VIVAnews - Pembangkit listrik tenaga nuklir (PLTN) Fukushima Daiichi, Jepang, bocor paska gempa dan tsunami yang menghantam negeri itu, Jumat 11 Maret 2011.
Deputi Bidang Pengembangan Teknologi Energi Nuklir Badan Tenaga Nuklir Nasional (Batan) Adiwardojo mengatakan, saat terkena gempa, pembangkit nuklir Fukushima sebenarnya sudah berhasil non-aktif secara otomatis. Namun, terjangan tsunami menyebabkan kegagalan generator sistem pendingin.
"Banyak pelajaran bisa diambil dari kecelakaan pembangkit ini," kata Adiwardojo seperti dikutip dalam laman resmi Batan, Rabu 30 Maret 2011.
Menurut dia, pelajaran yang bisa diambil bila Indonesia membangun pembangkit nuklir adalah lokasi. Penentuan lokasi yang tepat dan jauh dari gempa, menurut dia, akan mengurangi risiko ledakan pembangkit.
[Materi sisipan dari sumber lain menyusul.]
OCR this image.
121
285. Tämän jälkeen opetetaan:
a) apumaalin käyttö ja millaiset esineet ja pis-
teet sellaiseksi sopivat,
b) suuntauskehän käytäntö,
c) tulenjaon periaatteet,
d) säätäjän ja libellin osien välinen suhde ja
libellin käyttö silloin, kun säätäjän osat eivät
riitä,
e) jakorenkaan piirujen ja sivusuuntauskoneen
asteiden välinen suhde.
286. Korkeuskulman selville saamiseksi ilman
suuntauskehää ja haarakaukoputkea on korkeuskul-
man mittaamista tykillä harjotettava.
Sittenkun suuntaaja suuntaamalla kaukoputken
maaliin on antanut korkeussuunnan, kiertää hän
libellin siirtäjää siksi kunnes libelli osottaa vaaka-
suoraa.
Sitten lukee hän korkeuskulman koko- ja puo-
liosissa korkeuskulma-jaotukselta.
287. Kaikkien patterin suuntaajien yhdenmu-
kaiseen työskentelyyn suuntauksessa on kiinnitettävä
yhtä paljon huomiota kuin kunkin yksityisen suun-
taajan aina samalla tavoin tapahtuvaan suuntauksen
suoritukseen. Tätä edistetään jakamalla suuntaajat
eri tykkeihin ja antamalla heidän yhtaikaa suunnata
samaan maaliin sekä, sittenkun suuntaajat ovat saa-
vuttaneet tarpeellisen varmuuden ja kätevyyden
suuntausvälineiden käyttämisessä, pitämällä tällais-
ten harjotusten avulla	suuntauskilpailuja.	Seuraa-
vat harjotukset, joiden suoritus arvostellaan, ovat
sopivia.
Selain itu, pembangunan pembangkit harus mengutamakan sistem keselamatan pasif. Keselamatan pasif merupakan sistem keselamatan yang tidak memerlukan kontrol manusia. Bila di mobil, fitur keselamatan pasif adalah kantong udara atau air bag, yang akan berfungsi saat kecelakaan terjadi.
Paska kecelakaan di pembangkit nuklir di Chernobyl, Ukraina, dan Three Mile Island, Amerika Serikat, para ahli nuklir selalu mengembangkan tingkat keselamatan PLTN. "Aspek kegempaan dan aspek lainnya, seperti analisis mengenai dampak lingkungan, harus benar-benar diperhatikan," katanya.
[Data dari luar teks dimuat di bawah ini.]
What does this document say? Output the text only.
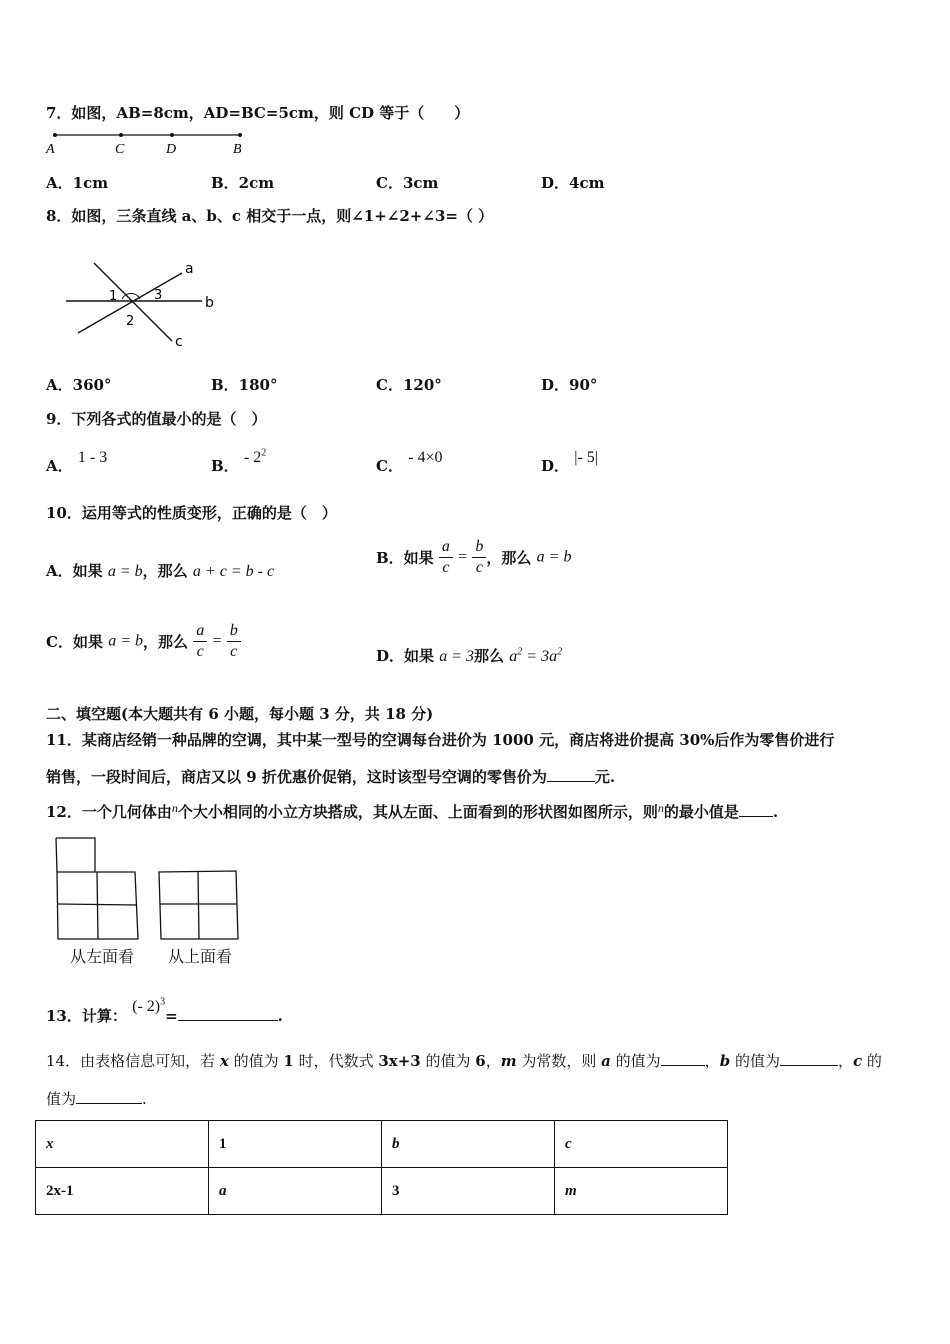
7．如图，AB=8cm，AD=BC=5cm，则 CD 等于（　　）
A	C	D	B
A．1cm	B．2cm	C．3cm	D．4cm
8．如图，三条直线 a、b、c 相交于一点，则∠1+∠2+∠3=（ ）
a
b
c
1
2
3
A．360°	B．180°	C．120°	D．90°
9．下列各式的值最小的是（　）
A． 1 - 3	B． - $2^2$
C． - 4×0	D． |- 5|
10．运用等式的性质变形，正确的是（　）
A．如果 a = b，那么 a + c = b - c
B．如果 $\frac{a}{c} = \frac{b}{c}$ ，那么 a = b
C．如果 a = b，那么 $\frac{a}{c} = \frac{b}{c}$	D．如果 a = 3那么 $a^2 = 3a^2$
二、填空题(本大题共有 6 小题，每小题 3 分，共 18 分)
11．某商店经销一种品牌的空调，其中某一型号的空调每台进价为 1000 元，商店将进价提高 30%后作为零售价进行
销售，一段时间后，商店又以 9 折优惠价促销，这时该型号空调的零售价为	元.
12．一个几何体由$^n$个大小相同的小立方块搭成，其从左面、上面看到的形状图如图所示，则$^n$的最小值是 .
从左面看 从上面看
13．计算： (- 2)$^3$=	.
14．由表格信息可知，若 x 的值为 1 时，代数式 3x+3 的值为 6，m 为常数，则 a 的值为	，b 的值为	，c 的
值为	.
x	1	b	c
2x-1	a	3	m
Sementara itu, bencana nuklir di Fukushima menjadi pertimbangan pemerintah terhadap pembangunan PLTN. Pemerintah mengalihkan perhatian tambahan sumber pasokan baru dari energi baru terbarukan.
Berdasarkan Peraturan Presiden Nomor 5 tahun 2006, pemerintah menetapkan penggunaan sumber energi tanpa nuklir hingga 2025, yaitu minyak bumi 20 persen, gas bumi 30 persen, batu bara 33 persen, sedangkan panas bumi dan bahan bakar nabati masing-masing 5 persen.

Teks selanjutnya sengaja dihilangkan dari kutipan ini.